Reviews of the literature and national and local datasets were used to identify the types of screening tools available for different age groups, the origins of age-related criteria, and the value of tool selection procedures based on predicting clinical outcomes.
Nutrition screening can be undertaken in fetuses, children, and adults over narrow or wide age ranges, for diagnostic or prognostic purposes, with or without nutritional interventions. Certain tools can establish malnutrition risk without using any nutritional criteria, whereas others can do so only with nutritional criteria. The incorporation of age and age-specific body mass index criteria into adult screening tools can influence the prevalence and age distribution of malnutrition, but no justification is usually provided for their use.
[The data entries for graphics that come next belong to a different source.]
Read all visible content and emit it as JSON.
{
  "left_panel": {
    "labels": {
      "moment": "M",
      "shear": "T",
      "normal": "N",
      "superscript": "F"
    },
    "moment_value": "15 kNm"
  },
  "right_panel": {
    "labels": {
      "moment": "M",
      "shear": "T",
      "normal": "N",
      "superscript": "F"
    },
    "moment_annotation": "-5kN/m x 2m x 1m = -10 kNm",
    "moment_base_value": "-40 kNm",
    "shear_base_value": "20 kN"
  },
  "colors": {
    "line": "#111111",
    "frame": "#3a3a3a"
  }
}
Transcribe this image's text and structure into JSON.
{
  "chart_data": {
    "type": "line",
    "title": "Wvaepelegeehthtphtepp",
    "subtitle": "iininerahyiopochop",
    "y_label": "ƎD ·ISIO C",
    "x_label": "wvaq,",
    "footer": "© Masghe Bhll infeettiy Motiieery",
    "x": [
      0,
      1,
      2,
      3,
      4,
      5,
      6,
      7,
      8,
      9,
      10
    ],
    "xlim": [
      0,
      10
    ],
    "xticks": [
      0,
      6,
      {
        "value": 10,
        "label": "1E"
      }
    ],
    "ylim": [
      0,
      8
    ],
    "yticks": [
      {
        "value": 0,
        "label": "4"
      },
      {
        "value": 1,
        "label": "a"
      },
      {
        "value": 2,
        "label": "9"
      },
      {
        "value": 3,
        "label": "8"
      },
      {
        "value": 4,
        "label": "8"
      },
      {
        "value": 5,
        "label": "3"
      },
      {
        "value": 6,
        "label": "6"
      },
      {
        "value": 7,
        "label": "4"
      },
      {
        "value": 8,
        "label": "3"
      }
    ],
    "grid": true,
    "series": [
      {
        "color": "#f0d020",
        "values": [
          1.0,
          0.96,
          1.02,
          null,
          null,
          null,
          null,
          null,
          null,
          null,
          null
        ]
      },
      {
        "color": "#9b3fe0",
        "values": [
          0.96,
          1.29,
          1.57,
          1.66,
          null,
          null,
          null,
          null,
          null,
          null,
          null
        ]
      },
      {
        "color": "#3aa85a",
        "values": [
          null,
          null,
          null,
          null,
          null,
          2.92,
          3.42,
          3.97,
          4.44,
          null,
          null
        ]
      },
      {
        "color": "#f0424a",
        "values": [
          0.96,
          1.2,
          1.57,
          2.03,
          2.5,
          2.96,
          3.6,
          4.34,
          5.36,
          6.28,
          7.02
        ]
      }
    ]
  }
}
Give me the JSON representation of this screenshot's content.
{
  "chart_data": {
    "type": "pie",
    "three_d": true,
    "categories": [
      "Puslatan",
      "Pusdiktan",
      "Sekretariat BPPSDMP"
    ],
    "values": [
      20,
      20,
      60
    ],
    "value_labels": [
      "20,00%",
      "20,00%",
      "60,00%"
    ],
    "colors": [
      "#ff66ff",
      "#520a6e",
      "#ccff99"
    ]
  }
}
In several circumstances, age alone can predict mortality and length of hospital stay much better than screening tools. We identified various methodologic problems in nutrition screening tool selection.
A comparison of nutrition screening tools designed for different age groups and different purposes can be problematic. Age and screening tools incorporating risk factors that are non-modifiable or generally weakly modifiable by nutritional support (e.g., age, disease severity) may predict outcomes of disease, but they are not necessarily suitable for predicting outcomes of nutritional support. To contextualize the findings, a framework for screening tool selection is suggested that takes into account a matrix of needs.